Le Maire doit-il autoriser ou interdire les crèches de Noël ?

A l’approche de Noël il est important de faire un point sur ce que peut faire un Maire ou un Président d’une Collectivité Territoriale aux regards des jurisprudences divergentes du juge administratif sur la question des crèches de noël dans les bâtiments publics.

C’est le principe de neutralité du service public à l’égard des religions qui chapote l’édifice juridique de la question de l’implantation des crèches de noël.

Ce principe est contenu dans l’article 28 de la loi du 9 décembre 1905 :

« Il est interdit, à l’avenir, d’élever ou d’apposer aucun signe ou emblème religieux sur les monuments publics ou en quelque emplacement public que ce soit, à l’exception des édifices servant au culte, des terrains de sépulture dans les cimetières, des monuments funéraires, ainsi que des musées ou expositions. ».

Une crèche de noël est-elle un « emblème religieux » au sens de la loi?

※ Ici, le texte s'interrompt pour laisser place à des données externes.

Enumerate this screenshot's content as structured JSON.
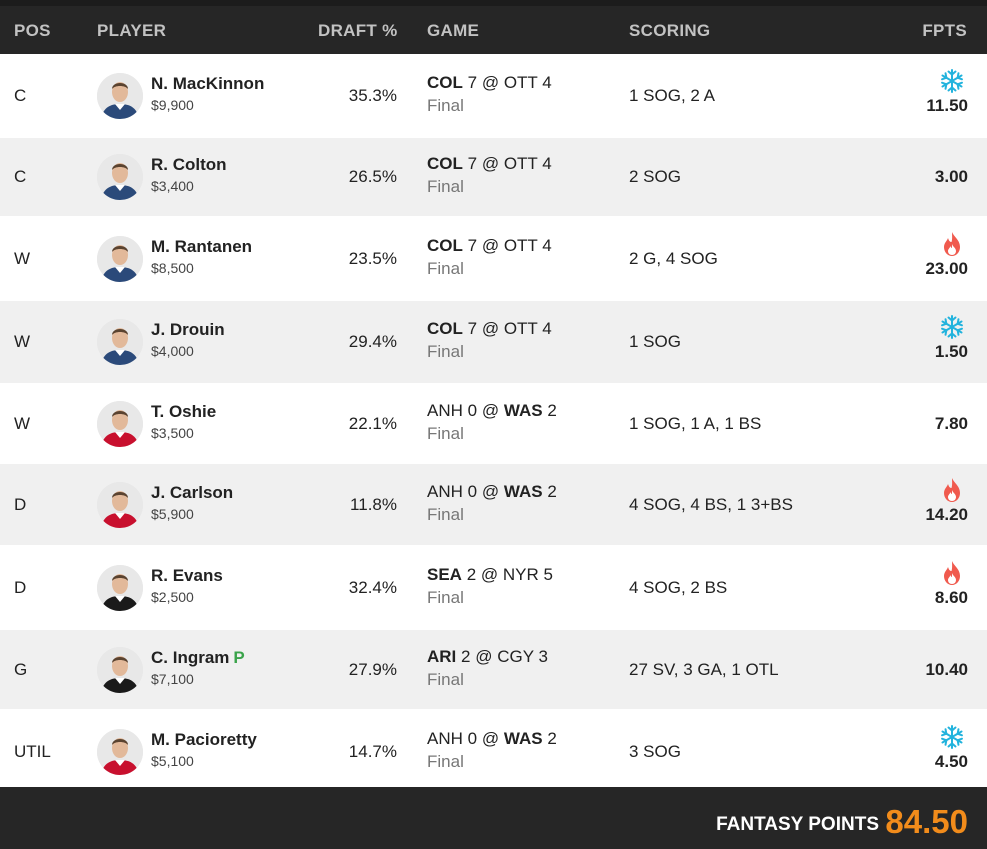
{
  "header": {
    "pos": "POS",
    "player": "PLAYER",
    "draft": "DRAFT %",
    "game": "GAME",
    "scoring": "SCORING",
    "fpts": "FPTS"
  },
  "rows": [
    {
      "pos": "C",
      "name": "N. MacKinnon",
      "badge": "",
      "salary": "$9,900",
      "draft": "35.3%",
      "away": "COL",
      "away_score": "7",
      "at": "@",
      "home": "OTT",
      "home_score": "4",
      "winner": "away",
      "status": "Final",
      "scoring": "1 SOG, 2 A",
      "fpts": "11.50",
      "icon": "snowflake-icon",
      "jersey": "#2b4a7a"
    },
    {
      "pos": "C",
      "name": "R. Colton",
      "badge": "",
      "salary": "$3,400",
      "draft": "26.5%",
      "away": "COL",
      "away_score": "7",
      "at": "@",
      "home": "OTT",
      "home_score": "4",
      "winner": "away",
      "status": "Final",
      "scoring": "2 SOG",
      "fpts": "3.00",
      "icon": "",
      "jersey": "#2b4a7a"
    },
    {
      "pos": "W",
      "name": "M. Rantanen",
      "badge": "",
      "salary": "$8,500",
      "draft": "23.5%",
      "away": "COL",
      "away_score": "7",
      "at": "@",
      "home": "OTT",
      "home_score": "4",
      "winner": "away",
      "status": "Final",
      "scoring": "2 G, 4 SOG",
      "fpts": "23.00",
      "icon": "flame-icon",
      "jersey": "#2b4a7a"
    },
    {
      "pos": "W",
      "name": "J. Drouin",
      "badge": "",
      "salary": "$4,000",
      "draft": "29.4%",
      "away": "COL",
      "away_score": "7",
      "at": "@",
      "home": "OTT",
      "home_score": "4",
      "winner": "away",
      "status": "Final",
      "scoring": "1 SOG",
      "fpts": "1.50",
      "icon": "snowflake-icon",
      "jersey": "#2b4a7a"
    },
    {
      "pos": "W",
      "name": "T. Oshie",
      "badge": "",
      "salary": "$3,500",
      "draft": "22.1%",
      "away": "ANH",
      "away_score": "0",
      "at": "@",
      "home": "WAS",
      "home_score": "2",
      "winner": "home",
      "status": "Final",
      "scoring": "1 SOG, 1 A, 1 BS",
      "fpts": "7.80",
      "icon": "",
      "jersey": "#c8102e"
    },
    {
      "pos": "D",
      "name": "J. Carlson",
      "badge": "",
      "salary": "$5,900",
      "draft": "11.8%",
      "away": "ANH",
      "away_score": "0",
      "at": "@",
      "home": "WAS",
      "home_score": "2",
      "winner": "home",
      "status": "Final",
      "scoring": "4 SOG, 4 BS, 1 3+BS",
      "fpts": "14.20",
      "icon": "flame-icon",
      "jersey": "#c8102e"
    },
    {
      "pos": "D",
      "name": "R. Evans",
      "badge": "",
      "salary": "$2,500",
      "draft": "32.4%",
      "away": "SEA",
      "away_score": "2",
      "at": "@",
      "home": "NYR",
      "home_score": "5",
      "winner": "away",
      "status": "Final",
      "scoring": "4 SOG, 2 BS",
      "fpts": "8.60",
      "icon": "flame-icon",
      "jersey": "#1a1a1a"
    },
    {
      "pos": "G",
      "name": "C. Ingram",
      "badge": "P",
      "salary": "$7,100",
      "draft": "27.9%",
      "away": "ARI",
      "away_score": "2",
      "at": "@",
      "home": "CGY",
      "home_score": "3",
      "winner": "away",
      "status": "Final",
      "scoring": "27 SV, 3 GA, 1 OTL",
      "fpts": "10.40",
      "icon": "",
      "jersey": "#1a1a1a"
    },
    {
      "pos": "UTIL",
      "name": "M. Pacioretty",
      "badge": "",
      "salary": "$5,100",
      "draft": "14.7%",
      "away": "ANH",
      "away_score": "0",
      "at": "@",
      "home": "WAS",
      "home_score": "2",
      "winner": "home",
      "status": "Final",
      "scoring": "3 SOG",
      "fpts": "4.50",
      "icon": "snowflake-icon",
      "jersey": "#c8102e"
    }
  ],
  "footer": {
    "label": "FANTASY POINTS",
    "total": "84.50"
  },
  "colors": {
    "header_bg": "#262626",
    "accent_total": "#f28c1b",
    "snowflake": "#22b3dd",
    "flame": "#f05a4e",
    "badge": "#3aa34a"
  }
}
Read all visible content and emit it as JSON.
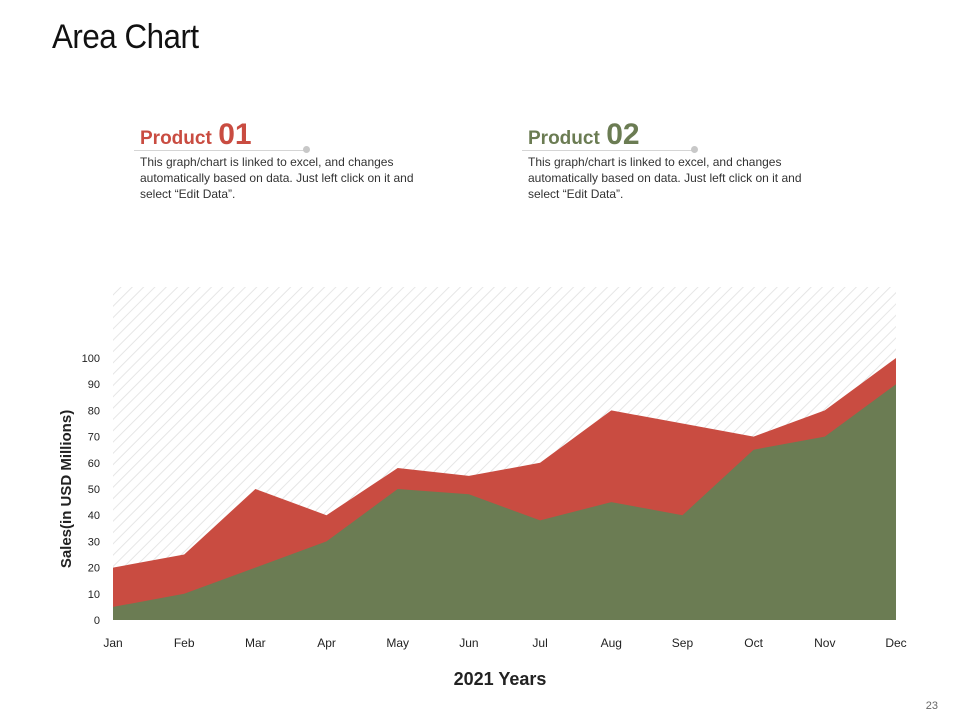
{
  "page": {
    "title": "Area Chart",
    "page_number": "23"
  },
  "products": [
    {
      "name": "Product",
      "number": "01",
      "description": "This graph/chart is linked to excel, and changes automatically based on data. Just left click on it and select “Edit Data”.",
      "color": "#c94c41"
    },
    {
      "name": "Product",
      "number": "02",
      "description": "This graph/chart is linked to excel, and changes automatically based on data. Just left click on it and select “Edit Data”.",
      "color": "#6b7c53"
    }
  ],
  "chart_data": {
    "type": "area",
    "categories": [
      "Jan",
      "Feb",
      "Mar",
      "Apr",
      "May",
      "Jun",
      "Jul",
      "Aug",
      "Sep",
      "Oct",
      "Nov",
      "Dec"
    ],
    "series": [
      {
        "name": "Product 01",
        "color": "#c94c41",
        "values": [
          20,
          25,
          50,
          40,
          58,
          55,
          60,
          80,
          75,
          70,
          80,
          100
        ]
      },
      {
        "name": "Product 02",
        "color": "#6b7c53",
        "values": [
          5,
          10,
          20,
          30,
          50,
          48,
          38,
          45,
          40,
          65,
          70,
          90
        ]
      }
    ],
    "xlabel": "2021 Years",
    "ylabel": "Sales(in USD Millions)",
    "ylim": [
      0,
      100
    ],
    "yticks": [
      "0",
      "10",
      "20",
      "30",
      "40",
      "50",
      "60",
      "70",
      "80",
      "90",
      "100"
    ],
    "background": "diagonal-hatch",
    "grid": false,
    "legend": "none"
  }
}
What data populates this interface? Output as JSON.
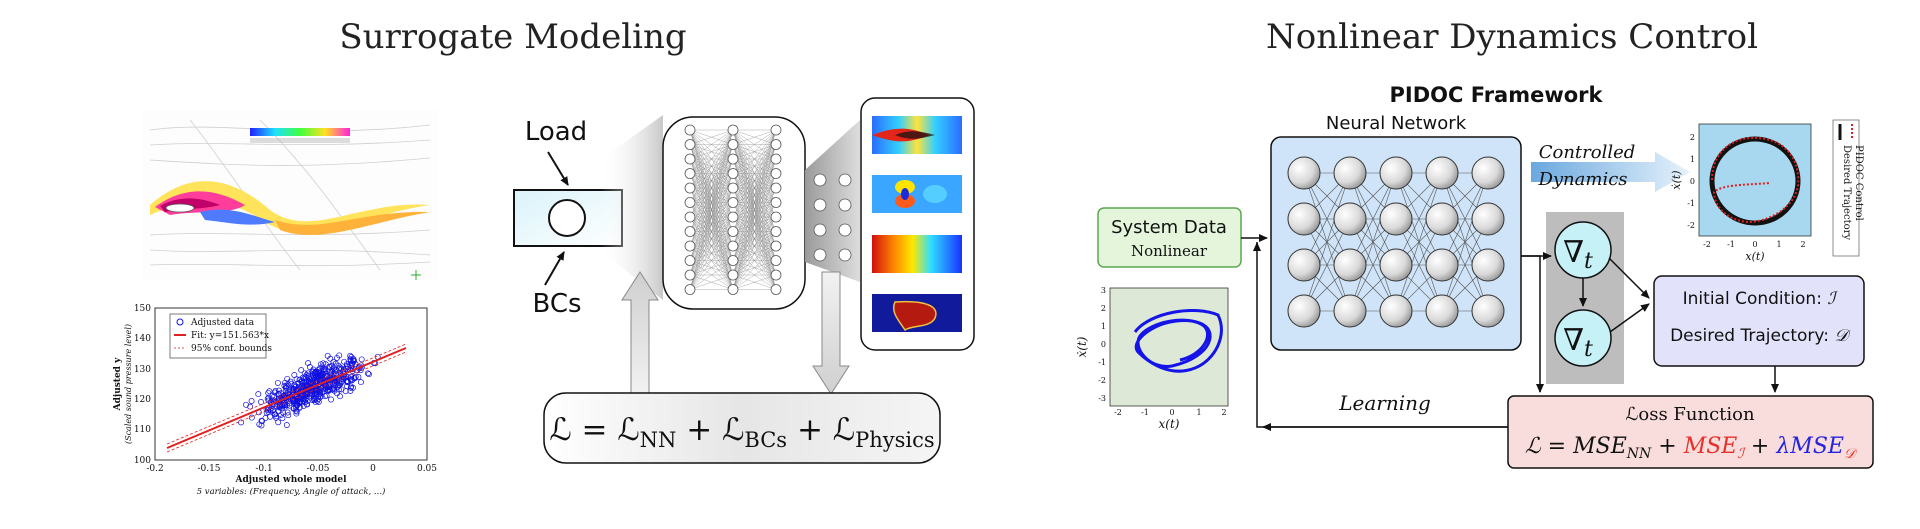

Sur la question, les juges administratifs sont pour le moment divergents :

CAA de Paris, 8 octobre 2015 « Fédération Départementale des libres penseurs de Seine-et-Marne » n° 15PA00814 :

» si la commune fait valoir que la crèche litigieuse est de taille limitée et n’est pas implantée de manière ostentatoire ou revendicative, il est constant que celle-ci est installée dans une niche située sous un porche permettant le passage de la cour d’honneur de la mairie de Melun à un jardin public situé derrière et est donc comprise dans l’enceinte du bâtiment public que constitue cet Hôtel de ville ; que contrairement à ce qu’ont estimé les premiers juges, une crèche de Noël, dont l’objet est de représenter la naissance de Jésus, installée au moment où les chrétiens célèbrent cette naissance, doit être regardée comme ayant le caractère d’un emblème religieux au sens des dispositions précitées de l’article 28 de la loi du 9 décembre 1905 et non comme une simple décoration traditionnelle ; que, par suite, son installation dans l’enceinte d’un bâtiment public est contraire à ces dispositions ainsi qu’au principe de neutralité des services publics ; »

CAA de Nantes, 13 octobre 2015 « Département de la Vendée » n°14NT03400 :

« Il ressort des pièces du dossier que la crèche sur laquelle porte la décision contestée, installée dans le hall de l’hôtel du département, est constituée de sujets représentant Marie et Joseph accompagnés de bergers et des rois mages entourant la couche de l’enfant Jésus ; que toutefois, compte tenu de sa faible taille, de sa situation non ostentatoire et de l’absence de tout autre élément religieux, elle s’inscrit dans le cadre d’une tradition relative à la préparation de la fête familiale de Noël et ne revêt pas la nature d’un « signe ou emblème religieux » ; que, par suite, elle n’entre pas dans le champ de l’interdiction posée par l’article 28 de la loi du 9 décembre 1905 alors même qu’elle ne se rattache pas à un particularisme local, et ne méconnaît ni les dispositions de cet article ni les principes de liberté de conscience et de neutralité du service public ».

Selon l’Association des Maires de France, « La présence de crèches de Noël dans l’enceinte des mairies n’est pas, du point de vue de l’AMF, compatible avec la laïcité. Elle relève toutefois que la jurisprudence administrative est, encore à ce jour, discordante sur ce sujet. »

Cette frilosité de l’AMF est exagérée au regard des incertitudes jurisprudentielles. Le Conseil d’Etat sera saisi et rendra définitivement sa décision mais avant celle-là, il n’y a pas lieu d’autoriser ou d’interdire automatiquement l’installation d’une crèche pendant les semaines de décembre. Pour contrer les incertitudes actuelles, il est possible d’envisager de mettre à l’ordre du jour d’un conseil la question de l’installation des crèches et de procéder au vote de l’organe délibérant de la Collectivité pour « sentir » le pouls de la Collectivité. Selon la majorité qui se dégage, le représentant légal de la Collectivité, sans être en situation de compétence liée, pourra choisir ou pas d’autoriser une crèche dans les bâtiments publics. Il s’agit d’une situation à apprécier au cas par cas.